US suicides 'spiked after Robin Williams's death'

From BBC - February 7, 2018

US suicide rates spiked in the months after Robin Williams killed himself in 2014, according to researchers.

In the five months after the actor's death there were 10% more suicides than might be expected, or 1,841 extra cases, PLOS One journal reports.

The potential risk of copycat incidents after celebrity cases is known to public health bodies.

It cannot be known for certain if his death led to the spike but it appeared to be connected, the new study said.

Experts say "irresponsible" media coverage of suicides can play a big part in copycat cases.

'Twenty-four-hour news cycle'

Williams, who starred in films such as Good Morning, Vietnam and Good Will Hunting, was found dead in August 2014.

At the time of his death, the Samaritans warned about a large number of news articles giving too much detail about the nature of his suicide, against media guidelines.

Guidance from the World Health Organization, the Independent Press Standards Organisation's editors' code of practice, the Ofcom broadcasting code and the BBC's editorial guidelines all advise against going into explicit detail about the methods used.

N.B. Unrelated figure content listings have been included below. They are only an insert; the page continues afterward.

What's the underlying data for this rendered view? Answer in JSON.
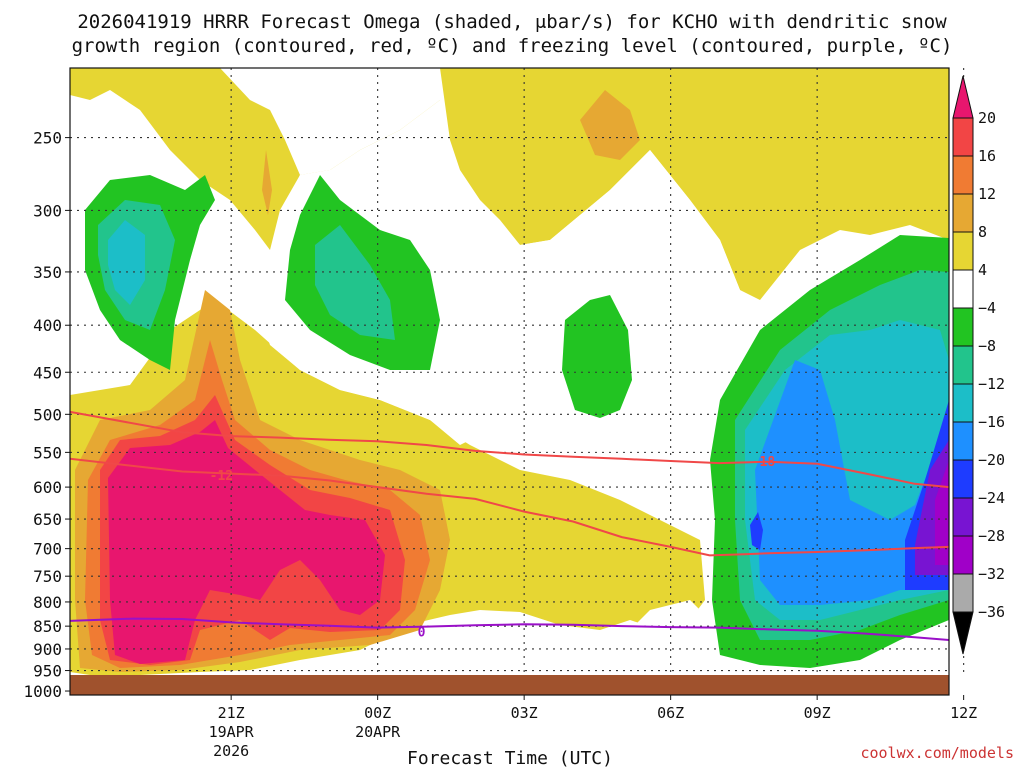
{
  "title_line1": "2026041919 HRRR Forecast Omega (shaded, μbar/s) for KCHO with dendritic snow",
  "title_line2": "growth region (contoured, red, ºC) and freezing level (contoured, purple, ºC)",
  "x_axis_title": "Forecast Time (UTC)",
  "credit": "coolwx.com/models",
  "chart_data": {
    "type": "heatmap",
    "y_axis": {
      "scale": "log-pressure",
      "ticks": [
        250,
        300,
        350,
        400,
        450,
        500,
        550,
        600,
        650,
        700,
        750,
        800,
        850,
        900,
        950,
        1000
      ],
      "labels": [
        "250",
        "300",
        "350",
        "400",
        "450",
        "500",
        "550",
        "600",
        "650",
        "700",
        "750",
        "800",
        "850",
        "900",
        "950",
        "1000"
      ],
      "range": [
        210,
        1010
      ]
    },
    "x_axis": {
      "range_hours": [
        -3.3,
        14.7
      ],
      "ticks": [
        {
          "hour": 0,
          "label": "21Z",
          "sub1": "19APR",
          "sub2": "2026"
        },
        {
          "hour": 3,
          "label": "00Z",
          "sub1": "20APR",
          "sub2": ""
        },
        {
          "hour": 6,
          "label": "03Z",
          "sub1": "",
          "sub2": ""
        },
        {
          "hour": 9,
          "label": "06Z",
          "sub1": "",
          "sub2": ""
        },
        {
          "hour": 12,
          "label": "09Z",
          "sub1": "",
          "sub2": ""
        },
        {
          "hour": 15,
          "label": "12Z",
          "sub1": "",
          "sub2": ""
        }
      ]
    },
    "grid": true,
    "colorbar": {
      "labels": [
        "20",
        "16",
        "12",
        "8",
        "4",
        "−4",
        "−8",
        "−12",
        "−16",
        "−20",
        "−24",
        "−28",
        "−32",
        "−36"
      ],
      "colors": [
        "#e8166e",
        "#f24545",
        "#f07b33",
        "#e6a833",
        "#e6d633",
        "#ffffff",
        "#22c422",
        "#22c48c",
        "#1cbec8",
        "#1e90ff",
        "#1e3cff",
        "#7814d2",
        "#a000c8",
        "#aaaaaa",
        "#000000"
      ]
    },
    "colors": {
      "ground": "#a0522d",
      "dgz_contour": "#f04848",
      "freezing_contour": "#9a10c8"
    },
    "contour_labels": [
      {
        "text": "-18",
        "hour": 10.9,
        "pressure": 562
      },
      {
        "text": "-12",
        "hour": -0.2,
        "pressure": 582
      },
      {
        "text": "0",
        "hour": 3.9,
        "pressure": 862
      }
    ],
    "dgz_top_hpa": [
      [
        -3.3,
        497
      ],
      [
        -1,
        523
      ],
      [
        0,
        528
      ],
      [
        1,
        530
      ],
      [
        2,
        533
      ],
      [
        3,
        535
      ],
      [
        4,
        540
      ],
      [
        5,
        548
      ],
      [
        6,
        553
      ],
      [
        7,
        556
      ],
      [
        8,
        559
      ],
      [
        9,
        562
      ],
      [
        10,
        565
      ],
      [
        11,
        563
      ],
      [
        12,
        566
      ],
      [
        13,
        580
      ],
      [
        14,
        595
      ],
      [
        14.7,
        600
      ]
    ],
    "dgz_bottom_hpa": [
      [
        -3.3,
        559
      ],
      [
        -1,
        577
      ],
      [
        0,
        580
      ],
      [
        1,
        583
      ],
      [
        2,
        590
      ],
      [
        3,
        600
      ],
      [
        4,
        610
      ],
      [
        5,
        618
      ],
      [
        6,
        638
      ],
      [
        7,
        654
      ],
      [
        8,
        680
      ],
      [
        9,
        697
      ],
      [
        9.8,
        712
      ],
      [
        10.5,
        710
      ],
      [
        11,
        708
      ],
      [
        12,
        706
      ],
      [
        13,
        703
      ],
      [
        14,
        699
      ],
      [
        14.7,
        697
      ]
    ],
    "freezing_level_hpa": [
      [
        -3.3,
        839
      ],
      [
        -2,
        834
      ],
      [
        -1,
        835
      ],
      [
        0,
        842
      ],
      [
        1,
        846
      ],
      [
        2,
        849
      ],
      [
        3,
        853
      ],
      [
        4,
        851
      ],
      [
        5,
        848
      ],
      [
        6,
        846
      ],
      [
        7,
        847
      ],
      [
        8,
        850
      ],
      [
        9,
        852
      ],
      [
        10,
        853
      ],
      [
        11,
        857
      ],
      [
        12,
        860
      ],
      [
        13,
        866
      ],
      [
        14,
        874
      ],
      [
        14.7,
        880
      ]
    ]
  }
}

However, researchers said there was "substantial evidence" that many media outlets had tended to deviate from these guidelines.

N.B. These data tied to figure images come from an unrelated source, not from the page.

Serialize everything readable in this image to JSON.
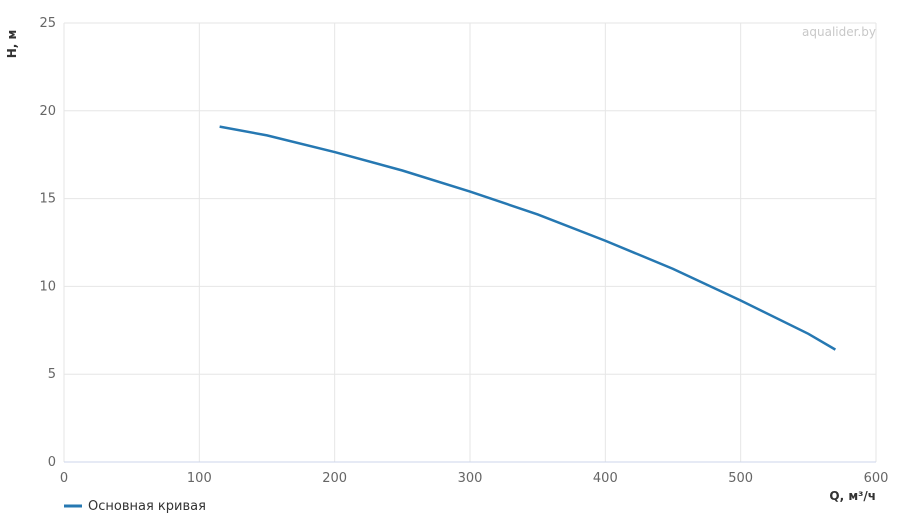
{
  "chart_data": {
    "type": "line",
    "x_label": "Q, м³/ч",
    "y_label": "H, м",
    "watermark": "aqualider.by",
    "x": [
      115,
      150,
      200,
      250,
      300,
      350,
      400,
      450,
      500,
      550,
      570
    ],
    "series": [
      {
        "name": "Основная кривая",
        "color": "#2678b2",
        "values": [
          19.1,
          18.6,
          17.65,
          16.6,
          15.4,
          14.1,
          12.6,
          11.0,
          9.2,
          7.3,
          6.4
        ]
      }
    ],
    "xlim": [
      0,
      600
    ],
    "xticks": [
      0,
      100,
      200,
      300,
      400,
      500,
      600
    ],
    "ylim": [
      0,
      25
    ],
    "yticks": [
      0,
      5,
      10,
      15,
      20,
      25
    ],
    "grid": true
  }
}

For the latest study, they looked at the monthly suicide rates from the US government Centers for Disease Control and Prevention between January 1999 and December 2015 to see if there had been a spike.

They found there were 18,690 suicides between August and December 2014 compared with the 16,849 cases they would have expected.

In the weeks after Williams's death, there was a "drastic" increase in references to suicide and death in news media reports, as well as more posts on an internet suicide forum researchers monitored, the study found.